Member of the Senate of Chile
- In office 15 May 1941 – 15 May 1965
- Constituency: 6th Provincial Group

Mayor of Linares
- In office 1931–1935

Personal details
- Born: 9 September 1893 Talca, Chile
- Died: 1 January 1985 (aged 91) Santiago, Chile
- Party: Radical Party
- Spouse: Dolores Barros
- Children: 9
- Parent(s): Alcibíades Correa G. Elvira Correa
- Education: Modern Institute of Talca
- Occupation: Farmer, politician

= Ulises Correa =

Chilean politician (1893–1985)

Ulises Correa Correa (9 September 1893 – 1 January 1985) was a Chilean farmer and Radical Party politician. He served three consecutive terms as a Senator (1941–1965) for the 6th Provincial Group (Curicó, Talca, Maule and Linares). He was also Mayor of Linares (1931–1935).

==Early life and family==
Correa was born in Talca to Alcibíades Correa González and Elvira Correa Aránguiz. On 11 December 1916 he married Dolores del Carmen Barros, with whom he had nine children.

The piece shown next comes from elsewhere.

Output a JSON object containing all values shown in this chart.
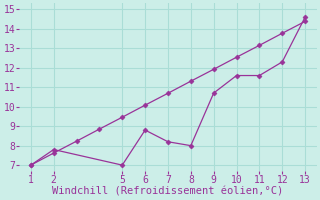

==Education and professional career==
He studied in Talca and at the Instituto Moderno. He worked as an officer of the Civil Registry in San Javier.
Correa engaged in trade of national produce and in agriculture, managing the livestock estates "San Pedro" and "Peralillo" in Yerbas Buenas.

In 1945 he emigrated to Texas, United States, where he resided for a period.

==Political career==
Correa began his political trajectory in Linares, where he served as president of the Provincial Board and later as Mayor from 1931 to 1935.

He joined the Radical Party, and on 22 September 1938 he was appointed Intendant of Talca Province, a position he held until 31 August 1940.

In 1941 he was chosen as president of the Radical Party and in 1947 presided over the Radical Convention in Santiago.

He was subsequently elected Senator for three consecutive terms (1941–1965), representing the 6th Provincial Group (Curicó, Talca, Maule and Linares).

A member of the prestigious Club de La Unión, Correa remained a prominent figure in Chilean political and social life.

==Death==
Ulises Correa Correa died in Santiago on 1 January 1985, at the age of 91.